Plastic surgery ward round: can we do better?

    loading  Checking for direct PDF access through Ovid


The ward round is a time‐honoured tradition of surgical practice, affording the treating surgeon an invaluable opportunity to assess a patient's current state and temporal progress, formulate crucial management plans and liaise with both the patient and ward staff. Commonly, this is undertaken early in the morning, allowing for this process prior to a morning session of either operating or consulting. In the public hospital setting, the ward rounds allow for more widespread communication as well as the opportunity for both teaching and learning.1
With the ever‐increasing demands on staff in the public hospital system, this process is often truncated. The potential for increased use of medical jargon, discussion solely amongst medical staff, breach of privacy and inadequate patient interaction and comprehension arises in this setting. Patients may feel excluded from their management, and therein exists the potential for a paternalistic model of care. While there are numerous anecdotal accounts of this occurring, little has been described in the literature, and less in Australian hospitals. Furthermore, in current reports there is minimal quantitative data presented,2 thus failing to educate the treating surgical team about the experiences their patients undergo.
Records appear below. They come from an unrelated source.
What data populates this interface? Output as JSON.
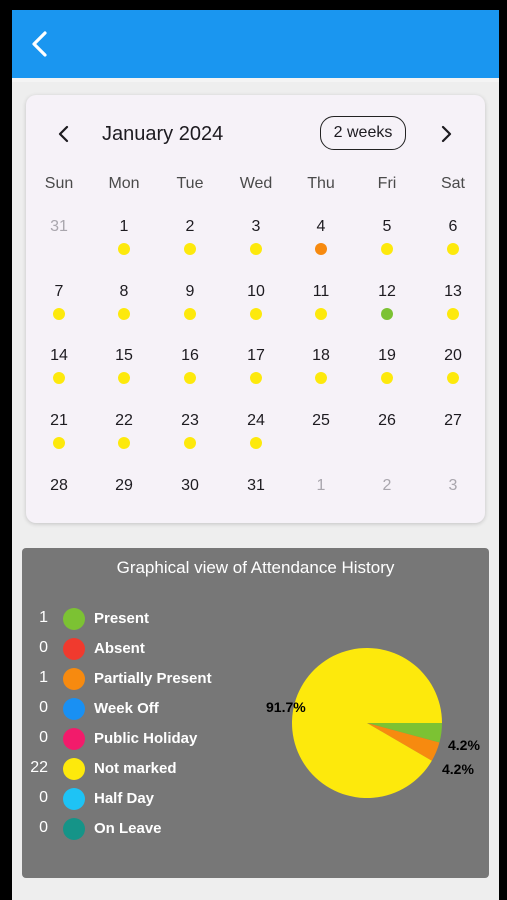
{
  "app_bar": {
    "back_icon": "chevron-left-icon",
    "color": "#1a96f0"
  },
  "calendar": {
    "title": "January 2024",
    "format_button": "2 weeks",
    "weekdays": [
      "Sun",
      "Mon",
      "Tue",
      "Wed",
      "Thu",
      "Fri",
      "Sat"
    ],
    "weeks": [
      [
        {
          "d": "31",
          "out": true
        },
        {
          "d": "1",
          "m": "not_marked"
        },
        {
          "d": "2",
          "m": "not_marked"
        },
        {
          "d": "3",
          "m": "not_marked"
        },
        {
          "d": "4",
          "m": "partially_present"
        },
        {
          "d": "5",
          "m": "not_marked"
        },
        {
          "d": "6",
          "m": "not_marked"
        }
      ],
      [
        {
          "d": "7",
          "m": "not_marked"
        },
        {
          "d": "8",
          "m": "not_marked"
        },
        {
          "d": "9",
          "m": "not_marked"
        },
        {
          "d": "10",
          "m": "not_marked"
        },
        {
          "d": "11",
          "m": "not_marked"
        },
        {
          "d": "12",
          "m": "present"
        },
        {
          "d": "13",
          "m": "not_marked"
        }
      ],
      [
        {
          "d": "14",
          "m": "not_marked"
        },
        {
          "d": "15",
          "m": "not_marked"
        },
        {
          "d": "16",
          "m": "not_marked"
        },
        {
          "d": "17",
          "m": "not_marked"
        },
        {
          "d": "18",
          "m": "not_marked"
        },
        {
          "d": "19",
          "m": "not_marked"
        },
        {
          "d": "20",
          "m": "not_marked"
        }
      ],
      [
        {
          "d": "21",
          "m": "not_marked"
        },
        {
          "d": "22",
          "m": "not_marked"
        },
        {
          "d": "23",
          "m": "not_marked"
        },
        {
          "d": "24",
          "m": "not_marked"
        },
        {
          "d": "25"
        },
        {
          "d": "26"
        },
        {
          "d": "27"
        }
      ],
      [
        {
          "d": "28"
        },
        {
          "d": "29"
        },
        {
          "d": "30"
        },
        {
          "d": "31"
        },
        {
          "d": "1",
          "out": true
        },
        {
          "d": "2",
          "out": true
        },
        {
          "d": "3",
          "out": true
        }
      ]
    ]
  },
  "status_colors": {
    "present": "#7cc233",
    "absent": "#f03a2e",
    "partially_present": "#f78a0f",
    "week_off": "#1990f3",
    "public_holiday": "#f21b6b",
    "not_marked": "#fde90c",
    "half_day": "#1ec3f5",
    "on_leave": "#159488"
  },
  "attendance": {
    "title": "Graphical view of Attendance History",
    "legend": [
      {
        "key": "present",
        "count": "1",
        "label": "Present"
      },
      {
        "key": "absent",
        "count": "0",
        "label": "Absent"
      },
      {
        "key": "partially_present",
        "count": "1",
        "label": "Partially Present"
      },
      {
        "key": "week_off",
        "count": "0",
        "label": "Week Off"
      },
      {
        "key": "public_holiday",
        "count": "0",
        "label": "Public Holiday"
      },
      {
        "key": "not_marked",
        "count": "22",
        "label": "Not marked"
      },
      {
        "key": "half_day",
        "count": "0",
        "label": "Half Day"
      },
      {
        "key": "on_leave",
        "count": "0",
        "label": "On Leave"
      }
    ]
  },
  "chart_data": {
    "type": "pie",
    "categories": [
      "Present",
      "Partially Present",
      "Not marked"
    ],
    "values": [
      4.2,
      4.2,
      91.7
    ],
    "data_labels": [
      "4.2%",
      "4.2%",
      "91.7%"
    ],
    "colors": [
      "#7cc233",
      "#f78a0f",
      "#fde90c"
    ]
  }
}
With ethics approval, we administered a survey to adult patients admitted under the Plastic, Reconstructive and Hand Surgery Unit bedcard. The patients were often reviewed in a multibed room with curtains drawn for privacy. The surgical team comprised at least seven members: two registrars, two residents, a bedside nurse and nurse unit manager and a pharmacist. The surgical team were unaware of the surveys being conducted, to ensure no bias in their conduction of the ward round. After consent from the participants, surveys were administered between 09.00 and 11.00 hours. Surveys were administered irrespective of their perioperative status, or whether they had previously contributed to the study.
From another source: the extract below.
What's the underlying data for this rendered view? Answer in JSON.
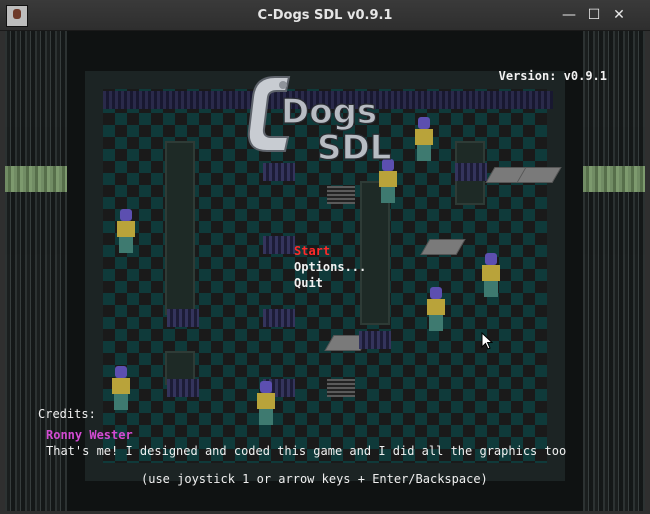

Over an 8‐week period in late 2015, 81 patient surveys were conducted, with 29 (35.8%) of these being completed by patients who had previously taken the survey.
By 11.00 hours, 73 (91.1%) patients reported having been visited by the ward round; the other eight patients were thus unable to complete the remaining items and were excluded from further analysis.
Whilst most patients understood the purpose of the ward round (70 (95.9%)), the majority of participants (55 (67.9%)) were unaware of when the ward round was scheduled to take place. A higher proportion (65 (89.0%)) felt that adequate time was spent with each patient. Reassuringly, 70 patients (95.9%) felt that their privacy and dignity was respected.
The language of the ward round was largely considered understandable by 69 (94.5%) patients. The same proportion felt able to ask questions and raise concerns until all issues had been resolved (69 (94.5%)). Only 42 (57.5%) felt that they were able to contribute to decisions being made. Overall, 61 (83.6%) felt that they understood the medical plan for the day, and 68 (93.2%) felt that the plan was shared with all staff. Only 35 patients (47.9%) agreed that they were aware of their likely discharge date.
There were 21 patients who took the survey once, and 26 who undertook the survey multiple times. Surveys were administered to patients who had already participated in the study to assess whether increased stay translated into improved interaction and understanding of anticipated discharge date.
In patients who had undertaken multiple questionnaires, the results were similar to those undertaking the questionnaire only once. There was a slight increase in patients feeling that their privacy and dignity was respected (26 (100%)), and in understanding of the language used on the ward round (25 (96.2%)). More patients (17 (65.